Identifying bullying at Nugent House Residential.
Bullying is an increasingly complex problem for young people, and research shows that young people in care are among the groups who are most vulnerable to bullying, reporting twice the level of bullying of children in primary years and four times more than other secondary school children*.
A report by the Social Exclusion Unit stated that 60% of looked after children consulted during the study reported being bullied at school, compared with just 10% of all pupils.
Children in care say that bullying is their top concern, often making the lives of victims miserable and suggesting it can undermine their confidence and self-esteem, and destroy their sense of security.
There is also strong evidence to suggest that the correlation between looked after children and bullying increases with age.
1.75 times more likely to be bullied at age 16**
Data from the Longitudinal Study of Young People in England (LSYPE) survey found that looked after children aged 14 years were 1.56 times more likely to be bullied than those who had not been in care, 1.72 times more likely to be bullied at age 15 and 1.75 times more likely to be bullied at age 16**.
Fionnghuala (Finn) Austin, an Edge Hill University Social Work Student, took these findings as a starting point to develop a series of workshops, which she ran during Anti Bullying week last November at Nugent’s residential home in Billinge. Finn wanted to gain an understanding of how bullying in care manifests itself and to see how it differs from mainstream schools environments.
Finn worked with Sarah Watkinson, Deputy Registered Manager at Nugent House Residential, and a group of young people living in our care with the aim to help staff and young people better understand what bullying is and how to deal with it.
The workshops were designed from research and conversations with staff and boys in different age groups, helping the boys explore the issues, question the idea of bullying and understand if it was actually happening in their home.
They discussed the roots of bullying, how to deal with a bully, the effects of bullying and crucially, question themselves about their own behaviour; were they guilty of bullying too?
“I felt confident talking about it”
The boys who took part were very engaged in the subject, showing an interest in what constitutes bullying, and the conversations opened up many issues around the different forms that bullying could take from the obvious physical bullying to the more hidden aspects of online bullying.
The boys were able to use the workshops to express their own feelings about bullying and were able to input into Finn’s project in positive ways. They openly talked about their own experiences and discussed how they felt that bullying was a part of life.
They talked about when they had experienced bullying and even being a perpetrator of bullying. They were then able to discuss how that felt and how it felt for someone else.
As a follow up, they boys were asked to develop anti-bullying posters as a way of showing what they felt needed to happen to tackle bullying within their home.
“It helped the boys to open up about bullying”
Through this they were able to show support to others at Nugent House Residential who may be unable to talk about problems they were facing.
The boys were proud that some of the issues they had raised at the beginning of the project around bullying were now being taken seriously and this gave them confidence to raise concerns in the future.

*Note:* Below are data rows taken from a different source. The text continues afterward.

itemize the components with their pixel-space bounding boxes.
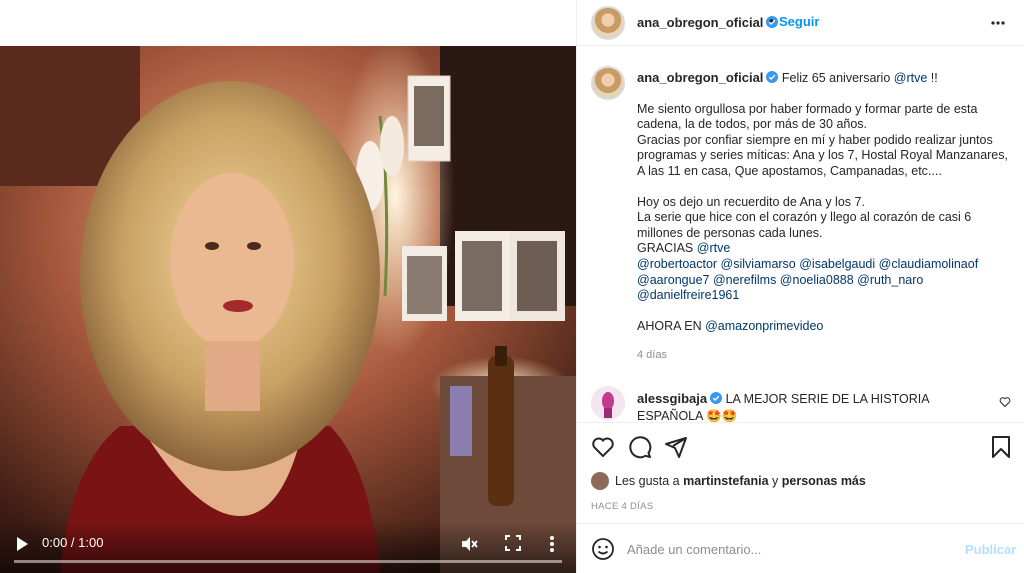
verified-icon [766, 71, 779, 83]
commenter-avatar[interactable] [591, 386, 625, 420]
like-comment-icon[interactable] [999, 396, 1011, 408]
video-player[interactable]: 0:00 / 1:00 [0, 46, 576, 573]
follow-button[interactable]: Seguir [779, 14, 819, 29]
verified-icon [710, 392, 723, 404]
play-icon[interactable] [14, 535, 30, 553]
caption-paragraph: Me siento orgullosa por haber formado y … [637, 101, 981, 132]
mention-link[interactable]: @rtve [894, 71, 928, 85]
liker-username[interactable]: martinstefania [683, 474, 768, 488]
more-options-icon[interactable] [991, 16, 1005, 30]
likes-middle: y [768, 474, 782, 488]
post-panel: ana_obregon_oficial • Seguir ana_obregon… [576, 0, 1024, 573]
caption-first-tail: !! [927, 71, 938, 85]
emoji-icon[interactable] [591, 537, 615, 561]
caption-paragraph: Gracias por confiar siempre en mí y habe… [637, 132, 1011, 178]
share-icon[interactable] [664, 435, 688, 459]
likes-prefix: Les gusta a [615, 474, 684, 488]
author-username[interactable]: ana_obregon_oficial [637, 15, 779, 30]
fullscreen-icon[interactable] [505, 535, 521, 551]
video-time: 0:00 / 1:00 [42, 535, 104, 550]
likes-summary: Les gusta a martinstefania y personas má… [591, 472, 866, 492]
bookmark-icon[interactable] [989, 435, 1013, 459]
commenter-username[interactable]: alessgibaja [637, 391, 707, 406]
mention-list[interactable]: @robertoactor @silviamarso @isabelgaudi … [637, 257, 1011, 304]
caption-body: ana_obregon_oficial Feliz 65 aniversario… [637, 70, 1011, 364]
mention-link[interactable]: @amazonprimevideo [705, 319, 823, 333]
likes-others-link[interactable]: personas más [782, 474, 866, 488]
comment-input[interactable] [627, 537, 947, 561]
caption-avatar[interactable] [591, 66, 625, 100]
mention-link[interactable]: @rtve [697, 241, 731, 255]
caption-timestamp: 4 días [637, 349, 667, 362]
comment-body: alessgibaja LA MEJOR SERIE DE LA HISTORI… [637, 390, 987, 422]
video-progress-bar[interactable] [14, 560, 562, 563]
caption-paragraph: La serie que hice con el corazón y llego… [637, 210, 975, 240]
media-top-spacer [0, 0, 576, 46]
video-frame [0, 46, 576, 573]
comment-icon[interactable] [628, 435, 652, 459]
caption-first-line: Feliz 65 aniversario [781, 71, 894, 85]
post-date: HACE 4 DÍAS [591, 501, 654, 512]
media-area: 0:00 / 1:00 [0, 0, 576, 573]
caption-paragraph: Hoy os dejo un recuerdito de Ana y los 7… [637, 194, 865, 209]
caption-gracias: GRACIAS [637, 241, 697, 256]
caption-username[interactable]: ana_obregon_oficial [637, 70, 763, 85]
mute-icon[interactable] [460, 535, 478, 553]
liker-avatar[interactable] [591, 472, 609, 490]
video-controls: 0:00 / 1:00 [0, 521, 576, 573]
caption-ahora: AHORA EN [637, 318, 706, 333]
add-comment-bar: Publicar [577, 523, 1024, 573]
more-options-icon[interactable] [548, 534, 556, 554]
post-actions [577, 422, 1024, 472]
post-header: ana_obregon_oficial • Seguir [577, 0, 1024, 46]
separator-dot: • [769, 13, 774, 28]
publish-button[interactable]: Publicar [965, 542, 1016, 557]
heart-icon[interactable] [591, 435, 615, 459]
author-avatar[interactable] [591, 6, 625, 40]
comments-section: ana_obregon_oficial Feliz 65 aniversario… [577, 46, 1024, 422]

Declan, who took part, said:
“The workshops were really good. I was pleased that we could deal with this issue and felt confident talking about it. Bullying isn’t good and we have experienced less of it since we did the workshops.”
Nugent House Residential Deputy Registered Manager Sarah Watkinson said:
“The project really had an impact. It helped the boys to open up about bullying, and talk about what was going on for them, and others and how they can support each other. The boys were very engaged and it was great to see how open they were.”
Nugent House Residential in Billinge provides a home for boys aged 7-19 with emotional behaviour and mental health needs through specialist therapeutic residential support in 8 residential houses.